Beef noodle soup Kevin Marple

Restaurants

Indulge in Noodles and Some of the Area’s Best Wontons at Plano’s Wu Wei Din

There's not a lot of Taiwanese spots in DFW. This one does it right.

At Wu Wei Din Chinese Cuisine in Plano, a casual restaurant gives us the food of an island. Opened three years ago by Taiwan native Todd Hung, its soul is dedicated to Taiwanese wontons, dumplings, fried rice, and noodles.

There, you will find some of our city’s best spicy wontons, flopped in chile oil spiced beguilingly with cinnamon and star anise. The filling, if you choose, is shrimp and ground pork. Each parcel is plump, endearing, and wonderful. A list of appetizers makes it easy to fill the table with cold drunken chicken, a roulade of tender meat in a broth flavored with Shaoxing wine, with its aroma like sherry; garlicky golden kimchi, flavored with sesame oil and flecks of carrot and earthy from fermented tofu and sesame paste; and scallion cakes, thick and oily, but zesty with green.

It’s not terribly easy to find Taiwanese food in Dallas. Options include Taiwan Café, also in Plano, where you’ll find the classic breakfast of salty or sweet soy milk and cruellers on weekends. King’s Noodle in Richardson has its own spicy wonton, shaved ice, and noodle soup following. Taipei Station Café in Plano showcases Taiwan cuisine’s funky fusion. And a smattering of spots entice with boba tea and rolled ice cream.
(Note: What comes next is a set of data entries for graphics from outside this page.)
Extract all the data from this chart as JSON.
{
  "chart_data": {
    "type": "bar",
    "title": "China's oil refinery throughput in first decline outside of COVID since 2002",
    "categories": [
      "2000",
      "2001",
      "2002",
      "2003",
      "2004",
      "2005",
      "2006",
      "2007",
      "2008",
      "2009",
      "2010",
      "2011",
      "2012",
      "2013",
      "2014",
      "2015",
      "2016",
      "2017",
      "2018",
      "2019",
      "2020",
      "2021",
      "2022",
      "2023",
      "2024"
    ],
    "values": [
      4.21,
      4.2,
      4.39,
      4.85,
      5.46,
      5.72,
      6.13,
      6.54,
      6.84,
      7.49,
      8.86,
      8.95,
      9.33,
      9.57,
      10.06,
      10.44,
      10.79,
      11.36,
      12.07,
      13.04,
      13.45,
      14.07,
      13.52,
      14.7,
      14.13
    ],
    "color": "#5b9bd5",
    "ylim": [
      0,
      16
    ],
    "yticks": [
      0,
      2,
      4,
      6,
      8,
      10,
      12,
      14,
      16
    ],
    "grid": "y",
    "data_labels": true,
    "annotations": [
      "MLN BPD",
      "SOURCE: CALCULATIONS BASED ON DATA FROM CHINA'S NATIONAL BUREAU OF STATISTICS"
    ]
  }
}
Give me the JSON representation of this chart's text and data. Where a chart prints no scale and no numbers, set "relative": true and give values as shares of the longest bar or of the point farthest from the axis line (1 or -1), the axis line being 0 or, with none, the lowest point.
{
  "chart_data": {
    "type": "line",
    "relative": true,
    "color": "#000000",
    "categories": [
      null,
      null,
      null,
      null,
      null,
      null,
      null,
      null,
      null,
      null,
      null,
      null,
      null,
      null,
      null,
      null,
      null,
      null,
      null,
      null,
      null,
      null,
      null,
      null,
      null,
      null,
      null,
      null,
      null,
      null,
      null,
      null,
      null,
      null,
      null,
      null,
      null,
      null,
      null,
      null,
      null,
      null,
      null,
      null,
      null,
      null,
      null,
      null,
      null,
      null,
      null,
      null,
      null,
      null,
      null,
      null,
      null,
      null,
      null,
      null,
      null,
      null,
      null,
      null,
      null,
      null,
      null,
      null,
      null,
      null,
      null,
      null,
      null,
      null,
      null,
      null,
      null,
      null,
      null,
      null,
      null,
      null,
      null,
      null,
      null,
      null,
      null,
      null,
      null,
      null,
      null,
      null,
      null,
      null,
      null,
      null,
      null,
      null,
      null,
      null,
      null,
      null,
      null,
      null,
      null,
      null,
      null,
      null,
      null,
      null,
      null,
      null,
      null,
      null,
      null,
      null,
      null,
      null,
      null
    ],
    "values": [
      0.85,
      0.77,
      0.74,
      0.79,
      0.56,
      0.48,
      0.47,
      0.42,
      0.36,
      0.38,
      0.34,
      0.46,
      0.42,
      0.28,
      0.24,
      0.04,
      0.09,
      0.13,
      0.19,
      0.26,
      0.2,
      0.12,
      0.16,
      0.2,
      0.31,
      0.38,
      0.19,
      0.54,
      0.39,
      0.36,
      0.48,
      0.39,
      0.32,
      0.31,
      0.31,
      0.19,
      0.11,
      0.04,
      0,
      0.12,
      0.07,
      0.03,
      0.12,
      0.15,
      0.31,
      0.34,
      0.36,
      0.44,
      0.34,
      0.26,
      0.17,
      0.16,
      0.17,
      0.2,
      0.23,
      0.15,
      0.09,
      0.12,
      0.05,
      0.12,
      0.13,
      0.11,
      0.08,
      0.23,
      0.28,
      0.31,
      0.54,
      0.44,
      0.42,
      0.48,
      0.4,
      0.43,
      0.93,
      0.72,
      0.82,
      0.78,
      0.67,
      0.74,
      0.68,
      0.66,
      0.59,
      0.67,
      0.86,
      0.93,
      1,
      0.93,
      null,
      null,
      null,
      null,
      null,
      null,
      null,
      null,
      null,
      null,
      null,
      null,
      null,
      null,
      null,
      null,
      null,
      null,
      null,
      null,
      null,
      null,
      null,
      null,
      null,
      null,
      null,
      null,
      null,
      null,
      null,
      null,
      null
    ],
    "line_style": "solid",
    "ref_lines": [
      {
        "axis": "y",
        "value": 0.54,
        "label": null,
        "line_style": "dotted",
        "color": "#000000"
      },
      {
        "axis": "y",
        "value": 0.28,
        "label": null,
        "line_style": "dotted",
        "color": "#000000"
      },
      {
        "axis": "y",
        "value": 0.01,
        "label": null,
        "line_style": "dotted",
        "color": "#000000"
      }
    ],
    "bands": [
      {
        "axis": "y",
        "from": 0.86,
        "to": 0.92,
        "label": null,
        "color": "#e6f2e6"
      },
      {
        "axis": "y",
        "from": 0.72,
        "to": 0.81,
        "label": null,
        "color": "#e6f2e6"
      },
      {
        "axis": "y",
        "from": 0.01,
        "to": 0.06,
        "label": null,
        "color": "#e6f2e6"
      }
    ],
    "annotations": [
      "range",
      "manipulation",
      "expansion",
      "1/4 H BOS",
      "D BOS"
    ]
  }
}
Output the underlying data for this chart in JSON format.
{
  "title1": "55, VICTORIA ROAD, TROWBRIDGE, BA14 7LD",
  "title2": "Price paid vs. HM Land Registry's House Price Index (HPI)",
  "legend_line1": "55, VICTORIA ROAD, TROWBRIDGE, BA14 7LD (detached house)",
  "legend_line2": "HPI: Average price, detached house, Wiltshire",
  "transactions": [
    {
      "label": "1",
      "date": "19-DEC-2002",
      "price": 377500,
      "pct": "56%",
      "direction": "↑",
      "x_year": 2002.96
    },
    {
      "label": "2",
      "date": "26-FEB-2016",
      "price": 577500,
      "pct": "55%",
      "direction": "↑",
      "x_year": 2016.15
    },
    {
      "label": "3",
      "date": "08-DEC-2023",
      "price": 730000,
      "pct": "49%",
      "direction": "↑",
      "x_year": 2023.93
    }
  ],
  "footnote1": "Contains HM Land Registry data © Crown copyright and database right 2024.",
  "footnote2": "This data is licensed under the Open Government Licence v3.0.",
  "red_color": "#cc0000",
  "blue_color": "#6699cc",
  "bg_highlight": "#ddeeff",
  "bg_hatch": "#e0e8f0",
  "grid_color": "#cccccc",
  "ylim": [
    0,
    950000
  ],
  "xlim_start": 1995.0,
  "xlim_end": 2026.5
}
But the college students and regular devotees who frequent Hung’s restaurant come for bowls of the beef noodle soup that is a coveted national dish, choosing the kind of noodles they prefer (thick or thin) and the kind of broth. Order it in a tomato broth with thick noodles, and it’s reminiscent of boeuf bourguignon. The brisket slice laid on top is fall-apart tender; bok choy and pickled mustard greens spring on the surface; and the ruddy broth has body. It’s the epitome of soulful, savory balance. Or try the dan dan noodles, which are Taiwanese-style, not Sichuan-spicy, but freighted with sesame and peanut pastes and a rubble of peanuts and ground pork. The sauce that pools is earthy, nutty, and satisfying, and the chewy, springy noodles catch it up. Finish with oolong tea—it’s another Taiwanese treasure, after all.